There is also no foolproof screening test to detect ovarian cancer. The best method of defense against ovarian cancer is a yearly pelvic exam beginning at age 18. Genetic testing is available to determine whether women carry mutations of the BRCA1 (breast cancer gene 1) or BRCA2 (breast cancer gene 2) genes. Mutations of these genes put women at higher risk of developing both ovarian cancer and breast cancer.Some women at high risk of ovarian cancer, as determined by factors such as a strong family history and genetic testing, consider oophorectomy—a surgical procedure to remove the ovaries. The procedure remains controversial and is not commonly performed. The theory is that removing the body’s main source of estrogen (the ovaries) helps reduce the chances of developing both ovarian and breast cancer since many of these cancers depend on estrogen for growth and survival. A 2010 study published in the Journal of the American Medical Association showed a reduced risk of ovarian cancer among women at genetically high risk of developing the disease who underwent oophorectomies.
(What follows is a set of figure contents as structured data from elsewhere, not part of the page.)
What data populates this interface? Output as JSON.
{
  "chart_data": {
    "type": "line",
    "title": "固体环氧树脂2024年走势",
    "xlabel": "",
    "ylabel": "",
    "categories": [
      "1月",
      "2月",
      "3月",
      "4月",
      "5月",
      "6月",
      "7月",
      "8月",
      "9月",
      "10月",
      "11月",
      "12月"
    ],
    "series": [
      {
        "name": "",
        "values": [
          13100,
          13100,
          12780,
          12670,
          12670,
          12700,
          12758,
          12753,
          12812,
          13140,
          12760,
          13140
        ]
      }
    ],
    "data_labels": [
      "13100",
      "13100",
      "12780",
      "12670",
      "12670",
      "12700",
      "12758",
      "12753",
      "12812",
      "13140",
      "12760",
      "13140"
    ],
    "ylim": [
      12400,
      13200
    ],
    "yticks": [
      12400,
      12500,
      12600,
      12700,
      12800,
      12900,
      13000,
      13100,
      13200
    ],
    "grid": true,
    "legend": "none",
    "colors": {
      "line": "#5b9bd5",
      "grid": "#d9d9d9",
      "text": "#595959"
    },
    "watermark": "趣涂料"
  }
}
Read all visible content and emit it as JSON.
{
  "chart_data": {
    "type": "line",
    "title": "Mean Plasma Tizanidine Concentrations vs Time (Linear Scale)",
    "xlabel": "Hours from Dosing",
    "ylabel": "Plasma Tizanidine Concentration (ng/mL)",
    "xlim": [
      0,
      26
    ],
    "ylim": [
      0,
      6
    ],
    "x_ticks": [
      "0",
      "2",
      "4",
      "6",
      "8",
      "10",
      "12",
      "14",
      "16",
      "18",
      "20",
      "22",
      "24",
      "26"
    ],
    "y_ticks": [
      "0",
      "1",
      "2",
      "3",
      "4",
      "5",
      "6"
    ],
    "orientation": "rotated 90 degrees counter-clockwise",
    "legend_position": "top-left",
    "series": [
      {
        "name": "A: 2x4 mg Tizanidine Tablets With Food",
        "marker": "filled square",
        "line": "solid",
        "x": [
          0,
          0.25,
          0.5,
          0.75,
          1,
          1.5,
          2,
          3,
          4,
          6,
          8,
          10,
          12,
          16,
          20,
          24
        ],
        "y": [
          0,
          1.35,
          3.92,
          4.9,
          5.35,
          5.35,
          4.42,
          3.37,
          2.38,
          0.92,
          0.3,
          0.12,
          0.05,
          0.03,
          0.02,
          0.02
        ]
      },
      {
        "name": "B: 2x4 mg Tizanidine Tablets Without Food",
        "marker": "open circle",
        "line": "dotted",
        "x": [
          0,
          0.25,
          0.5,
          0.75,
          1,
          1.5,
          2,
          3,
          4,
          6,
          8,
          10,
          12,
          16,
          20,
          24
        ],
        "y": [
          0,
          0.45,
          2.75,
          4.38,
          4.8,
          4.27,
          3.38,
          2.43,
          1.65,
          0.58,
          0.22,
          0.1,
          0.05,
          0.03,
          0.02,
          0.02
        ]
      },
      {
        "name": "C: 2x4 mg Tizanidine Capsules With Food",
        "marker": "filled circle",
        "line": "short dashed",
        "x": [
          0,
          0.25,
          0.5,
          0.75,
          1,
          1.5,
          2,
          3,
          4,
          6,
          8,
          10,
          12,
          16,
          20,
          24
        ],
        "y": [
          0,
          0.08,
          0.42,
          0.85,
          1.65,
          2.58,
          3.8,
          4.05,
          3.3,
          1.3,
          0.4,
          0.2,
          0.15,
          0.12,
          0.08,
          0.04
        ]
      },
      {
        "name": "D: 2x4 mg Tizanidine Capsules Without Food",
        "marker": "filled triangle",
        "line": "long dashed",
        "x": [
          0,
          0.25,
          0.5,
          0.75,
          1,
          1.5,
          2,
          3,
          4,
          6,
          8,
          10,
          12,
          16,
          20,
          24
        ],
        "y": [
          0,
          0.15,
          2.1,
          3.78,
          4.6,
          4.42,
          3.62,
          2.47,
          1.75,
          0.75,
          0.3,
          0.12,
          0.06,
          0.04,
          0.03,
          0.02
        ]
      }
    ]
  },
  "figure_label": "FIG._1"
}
 The current study was performed by researchers at Oregon Health and Science University's Oregon National Primate Research Center. Instead of entirely removing the ovaries, researchers removed the ovarian surface epithelium in healthy female monkeys through a minimally invasive surgery.

After the surgery, the researchers observed the monkeys to determine the function of the ovaries changed. They found that the monkeys remained as fertile as before the surgery. Additional research is needed, but the researchers say that they may have found a minimally invasive method to reduce ovarian cancer risk in high-risk women while preserving fertility.